Trinta anos depois de um dos homicídios mais mediáticos da história da música, um júri considerou Duane Davis culpado pela morte do rapper Tupac Shakur. O antigo membro de um gangue de Los Angeles estava acusado de ter participado na preparação do crime ocorrido em Las Vegas, em 1996.
Segundo avança a Lusa, a decisão foi conhecida na segunda-feira, 31 de agosto, depois de os jurados precisarem de apenas algumas horas para chegar a um veredicto. Duane Davis foi considerado culpado de homicídio qualificado com uso de arma letal.
O caso atravessou três décadas sem que ninguém tivesse sido condenado pela morte de Tupac Shakur, uma das figuras mais influentes do rap. O músico tinha apenas 25 anos quando morreu.
Ao longo destas três décadas, o mistério em torno da morte de Tupac Shakur alimentou inúmeras investigações, teorias e produções audiovisuais. Mais de 30 documentários, séries documentais e especiais abordaram a vida do rapper ou as circunstâncias do homicídio, transformando o caso num dos crimes mais escrutinados da história da música.
O que aconteceu a Tupac Shakur?
Na noite de 7 de setembro de 1996, Tupac Shakur encontrava-se em Las Vegas, onde tinha assistido a um combate de boxe de Mike Tyson.
O rapper seguia posteriormente de carro quando foram efetuados vários disparos a partir de um Cadillac branco. Tupac ficou gravemente ferido e morreu seis dias depois.
Durante anos, as circunstâncias do homicídio alimentaram dúvidas, teorias e investigações, sem que fosse possível levar alguém a julgamento pelo crime.
Quem é o homem agora considerado culpado?
Duane Davis é um antigo membro dos South Side Compton Crips, gangue de Los Angeles, e era apontado pela acusação como uma figura com autoridade dentro do grupo.
Segundo a tese apresentada em tribunal, o homicídio terá resultado de uma retaliação por uma agressão ocorrida horas antes dos disparos.
Tupac Shakur tinha participado numa agressão a Orlando Anderson, sobrinho de Duane Davis. Para a acusação, este episódio desencadeou uma ação de vingança.
O procurador Binu Palal defendeu que Davis conseguiu a arma, organizou o grupo e participou na perseguição ao rapper.
Declarações feitas durante anos ganharam peso no caso
Um dos elementos centrais do processo foram as declarações que o próprio Duane Davis foi fazendo ao longo dos anos.
Em 2008, admitiu perante investigadores que estava no Cadillac branco de onde partiram os disparos. Essas declarações foram feitas no âmbito de um acordo que lhe concedia imunidade parcial e, por isso, não puderam ser utilizadas contra ele em tribunal.

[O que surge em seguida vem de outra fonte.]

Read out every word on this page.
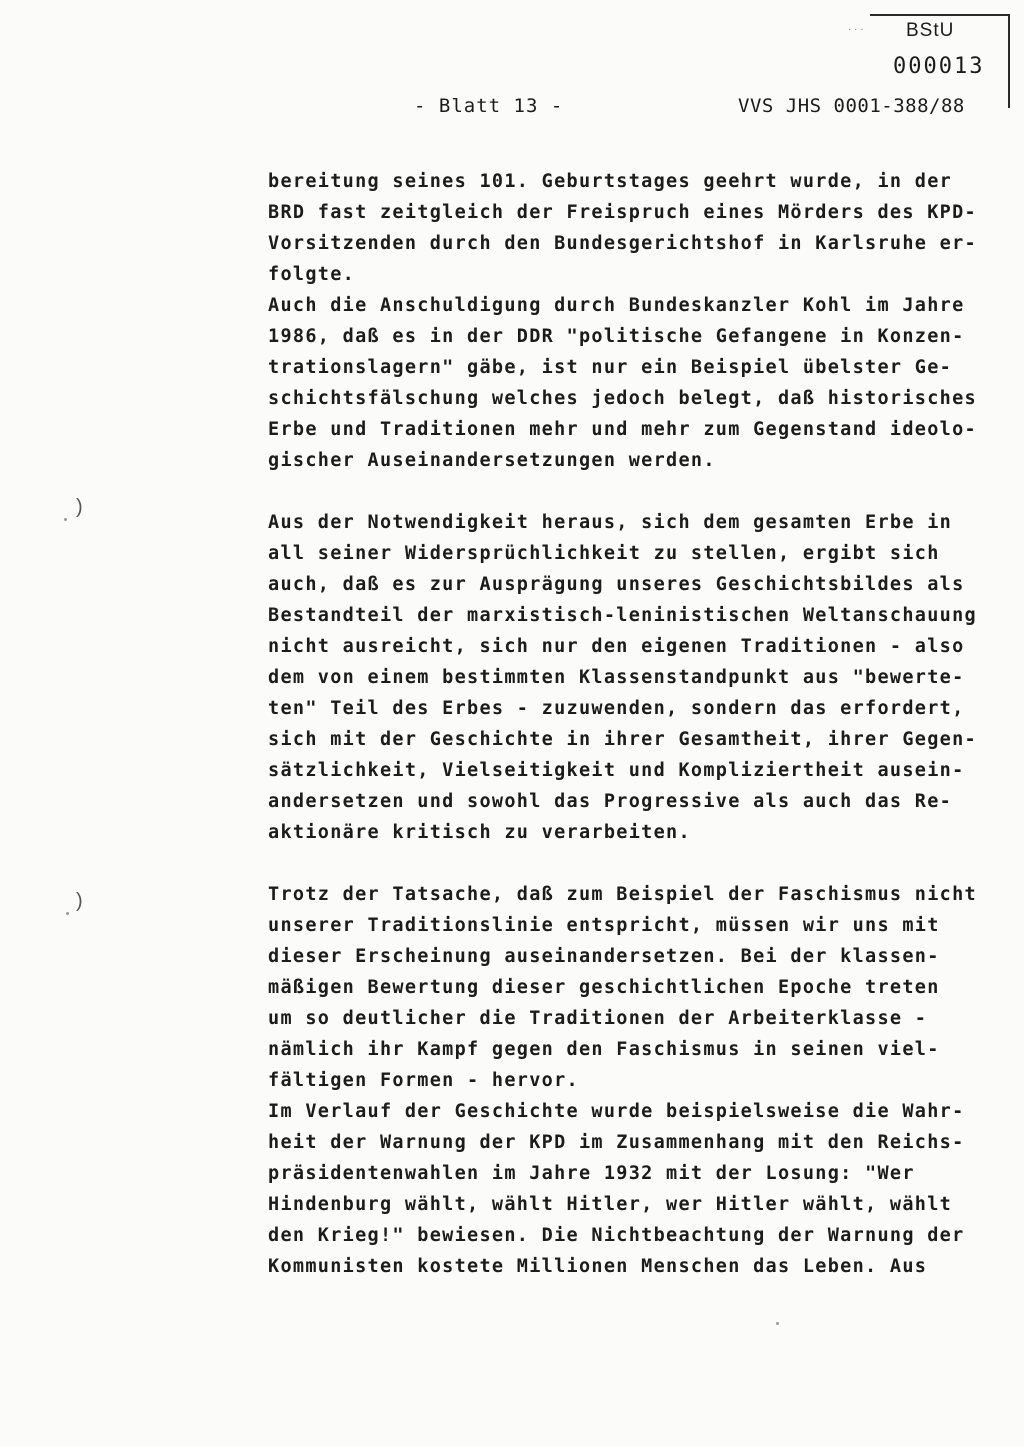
· · · BStU
000013
- Blatt 13 -	VVS JHS 0001-388/88
)
)
bereitung seines 101. Geburtstages geehrt wurde, in der
BRD fast zeitgleich der Freispruch eines Mörders des KPD-
Vorsitzenden durch den Bundesgerichtshof in Karlsruhe er-
folgte.
Auch die Anschuldigung durch Bundeskanzler Kohl im Jahre
1986, daß es in der DDR "politische Gefangene in Konzen-
trationslagern" gäbe, ist nur ein Beispiel übelster Ge-
schichtsfälschung welches jedoch belegt, daß historisches
Erbe und Traditionen mehr und mehr zum Gegenstand ideolo-
gischer Auseinandersetzungen werden.
Aus der Notwendigkeit heraus, sich dem gesamten Erbe in
all seiner Widersprüchlichkeit zu stellen, ergibt sich
auch, daß es zur Ausprägung unseres Geschichtsbildes als
Bestandteil der marxistisch-leninistischen Weltanschauung
nicht ausreicht, sich nur den eigenen Traditionen - also
dem von einem bestimmten Klassenstandpunkt aus "bewerte-
ten" Teil des Erbes - zuzuwenden, sondern das erfordert,
sich mit der Geschichte in ihrer Gesamtheit, ihrer Gegen-
sätzlichkeit, Vielseitigkeit und Kompliziertheit ausein-
andersetzen und sowohl das Progressive als auch das Re-
aktionäre kritisch zu verarbeiten.
Trotz der Tatsache, daß zum Beispiel der Faschismus nicht
unserer Traditionslinie entspricht, müssen wir uns mit
dieser Erscheinung auseinandersetzen. Bei der klassen-
mäßigen Bewertung dieser geschichtlichen Epoche treten
um so deutlicher die Traditionen der Arbeiterklasse -
nämlich ihr Kampf gegen den Faschismus in seinen viel-
fältigen Formen - hervor.
Im Verlauf der Geschichte wurde beispielsweise die Wahr-
heit der Warnung der KPD im Zusammenhang mit den Reichs-
präsidentenwahlen im Jahre 1932 mit der Losung: "Wer
Hindenburg wählt, wählt Hitler, wer Hitler wählt, wählt
den Krieg!" bewiesen. Die Nichtbeachtung der Warnung der
Kommunisten kostete Millionen Menschen das Leben. Aus
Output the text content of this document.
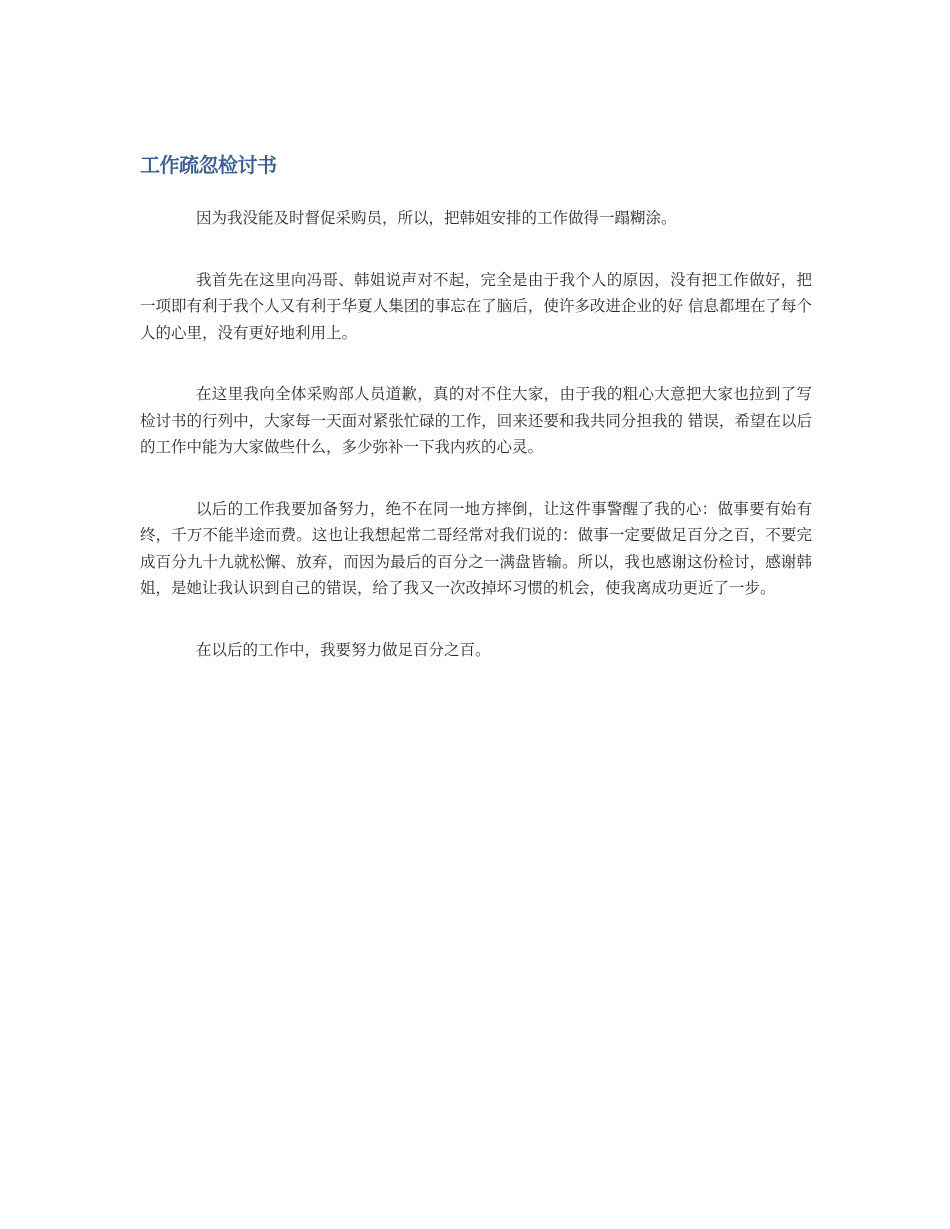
工作疏忽检讨书

因为我没能及时督促采购员，所以，把韩姐安排的工作做得一蹋糊涂。

我首先在这里向冯哥、韩姐说声对不起，完全是由于我个人的原因，没有把工作做好，把一项即有利于我个人又有利于华夏人集团的事忘在了脑后，使许多改进企业的好 信息都埋在了每个人的心里，没有更好地利用上。

在这里我向全体采购部人员道歉，真的对不住大家，由于我的粗心大意把大家也拉到了写检讨书的行列中，大家每一天面对紧张忙碌的工作，回来还要和我共同分担我的 错误，希望在以后的工作中能为大家做些什么，多少弥补一下我内疚的心灵。

以后的工作我要加备努力，绝不在同一地方摔倒，让这件事警醒了我的心：做事要有始有终，千万不能半途而费。这也让我想起常二哥经常对我们说的：做事一定要做足百分之百，不要完成百分九十九就松懈、放弃，而因为最后的百分之一满盘皆输。所以，我也感谢这份检讨，感谢韩姐，是她让我认识到自己的错误，给了我又一次改掉坏习惯的机会，使我离成功更近了一步。

在以后的工作中，我要努力做足百分之百。
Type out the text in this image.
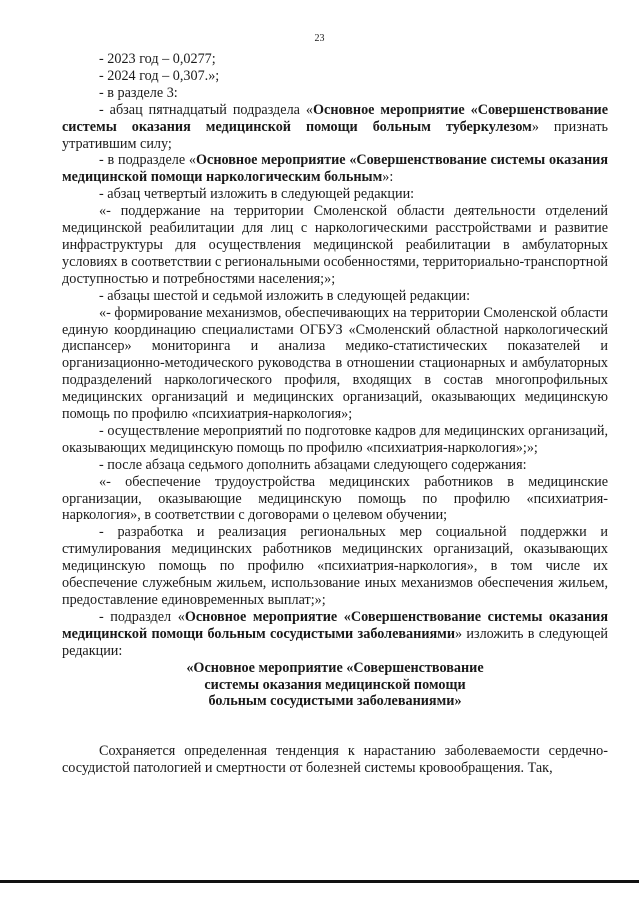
23

- 2023 год – 0,0277;

- 2024 год – 0,307.»;

- в разделе 3:

- абзац пятнадцатый подраздела «Основное мероприятие «Совершенствование системы оказания медицинской помощи больным туберкулезом» признать утратившим силу;

- в подразделе «Основное мероприятие «Совершенствование системы оказания медицинской помощи наркологическим больным»:

- абзац четвертый изложить в следующей редакции:

«- поддержание на территории Смоленской области деятельности отделений медицинской реабилитации для лиц с наркологическими расстройствами и развитие инфраструктуры для осуществления медицинской реабилитации в амбулаторных условиях в соответствии с региональными особенностями, территориально-транспортной доступностью и потребностями населения;»;

- абзацы шестой и седьмой изложить в следующей редакции:

«- формирование механизмов, обеспечивающих на территории Смоленской области единую координацию специалистами ОГБУЗ «Смоленский областной наркологический диспансер» мониторинга и анализа медико-статистических показателей и организационно-методического руководства в отношении стационарных и амбулаторных подразделений наркологического профиля, входящих в состав многопрофильных медицинских организаций и медицинских организаций, оказывающих медицинскую помощь по профилю «психиатрия-наркология»;

- осуществление мероприятий по подготовке кадров для медицинских организаций, оказывающих медицинскую помощь по профилю «психиатрия-наркология»;»;

- после абзаца седьмого дополнить абзацами следующего содержания:

«- обеспечение трудоустройства медицинских работников в медицинские организации, оказывающие медицинскую помощь по профилю «психиатрия-наркология», в соответствии с договорами о целевом обучении;

- разработка и реализация региональных мер социальной поддержки и стимулирования медицинских работников медицинских организаций, оказывающих медицинскую помощь по профилю «психиатрия-наркология», в том числе их обеспечение служебным жильем, использование иных механизмов обеспечения жильем, предоставление единовременных выплат;»;

- подраздел «Основное мероприятие «Совершенствование системы оказания медицинской помощи больным сосудистыми заболеваниями» изложить в следующей редакции:

«Основное мероприятие «Совершенствование
системы оказания медицинской помощи
больным сосудистыми заболеваниями»

Сохраняется определенная тенденция к нарастанию заболеваемости сердечно-сосудистой патологией и смертности от болезней системы кровообращения. Так,
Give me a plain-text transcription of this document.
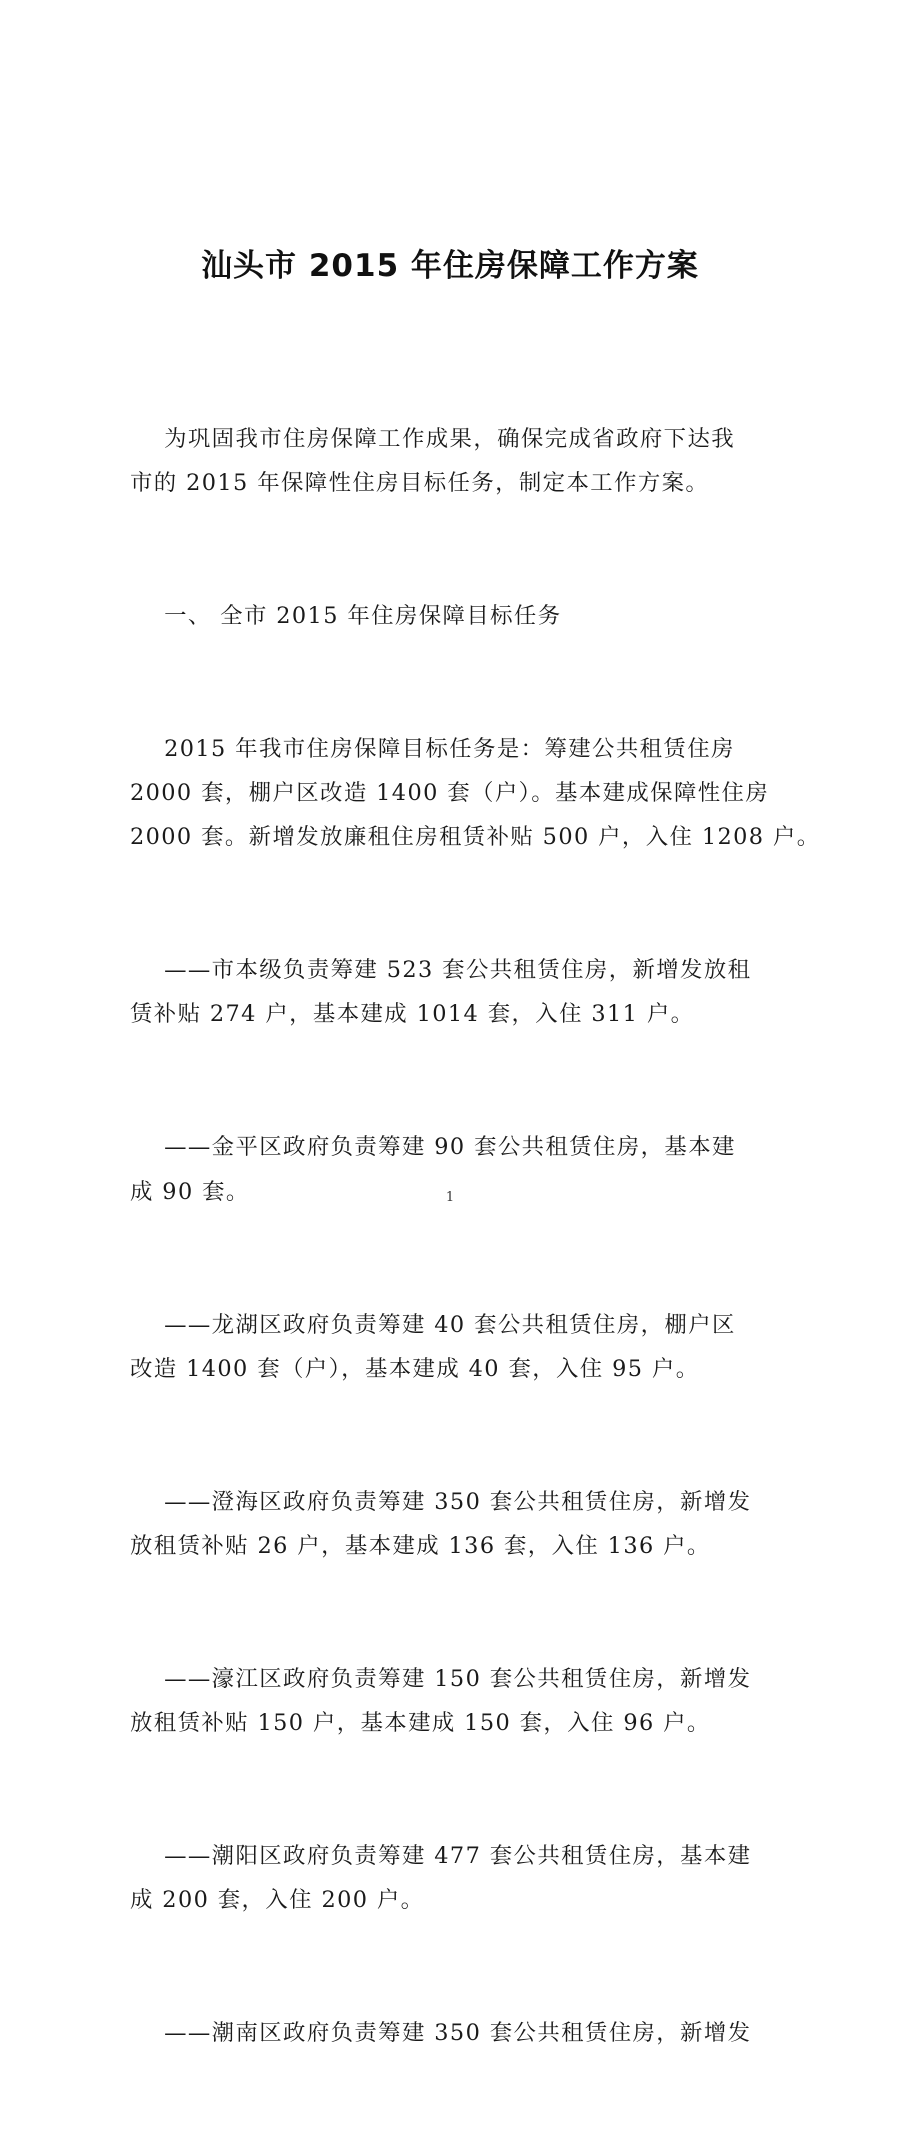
汕头市 2015 年住房保障工作方案

为巩固我市住房保障工作成果，确保完成省政府下达我
市的 2015 年保障性住房目标任务，制定本工作方案。

一、 全市 2015 年住房保障目标任务

2015 年我市住房保障目标任务是：筹建公共租赁住房
2000 套，棚户区改造 1400 套（户）。基本建成保障性住房
2000 套。新增发放廉租住房租赁补贴 500 户，入住 1208 户。

——市本级负责筹建 523 套公共租赁住房，新增发放租
赁补贴 274 户，基本建成 1014 套，入住 311 户。

——金平区政府负责筹建 90 套公共租赁住房，基本建
成 90 套。

——龙湖区政府负责筹建 40 套公共租赁住房，棚户区
改造 1400 套（户），基本建成 40 套，入住 95 户。

——澄海区政府负责筹建 350 套公共租赁住房，新增发
放租赁补贴 26 户，基本建成 136 套，入住 136 户。

——濠江区政府负责筹建 150 套公共租赁住房，新增发
放租赁补贴 150 户，基本建成 150 套，入住 96 户。

——潮阳区政府负责筹建 477 套公共租赁住房，基本建
成 200 套，入住 200 户。

——潮南区政府负责筹建 350 套公共租赁住房，新增发

1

Davis continuou, porém, a falar publicamente sobre o caso. Em 2019, publicou um livro de memórias no qual afirmou que seguia no banco do passageiro e que passou a arma aos ocupantes que estavam no banco traseiro, sem identificar quem disparou.
A publicação acabaria por desempenhar um papel importante no regresso do caso às atenções das autoridades. Duane Davis foi detido em setembro de 2023.
Defesa diz que não existem provas materiais
Durante o julgamento, Duane Davis declarou-se inocente e passou a sustentar que o conteúdo do livro tinha sido ficcionado pelo coautor. Alegou ainda que estava em Los Angeles na noite em que Tupac foi baleado.
A defesa procurou também colocar em causa as declarações públicas feitas pelo antigo membro do gangue, argumentando que estas serviam para chamar a atenção e ajudar a vender o livro.
O advogado Michael Sanft destacou ainda aquilo que considera ser uma das principais fragilidades da acusação: a ausência de provas materiais que coloquem Davis no local do crime.
Nem o Cadillac branco associado ao homicídio nem a arma utilizada nos disparos foram encontrados.
Apesar dos argumentos apresentados pela defesa, o júri acabou por aceitar a tese da acusação e considerou Duane Davis culpado.
Quando será conhecida a pena?
O processo ainda não terminou. A sentença de Duane Davis deverá ser conhecida no próximo dia 13 de outubro.
O antigo membro dos Crips enfrenta uma pena de prisão perpétua sem possibilidade de liberdade condicional.
Depois de ouvir o veredicto, Davis dirigiu-se à juíza Carli Kierny e anunciou que pretende recorrer da decisão.
Três décadas depois da noite em que Tupac Shakur foi baleado em Las Vegas, o caso chega assim a um momento histórico: pela primeira vez, um homem foi considerado culpado pelo homicídio do rapper.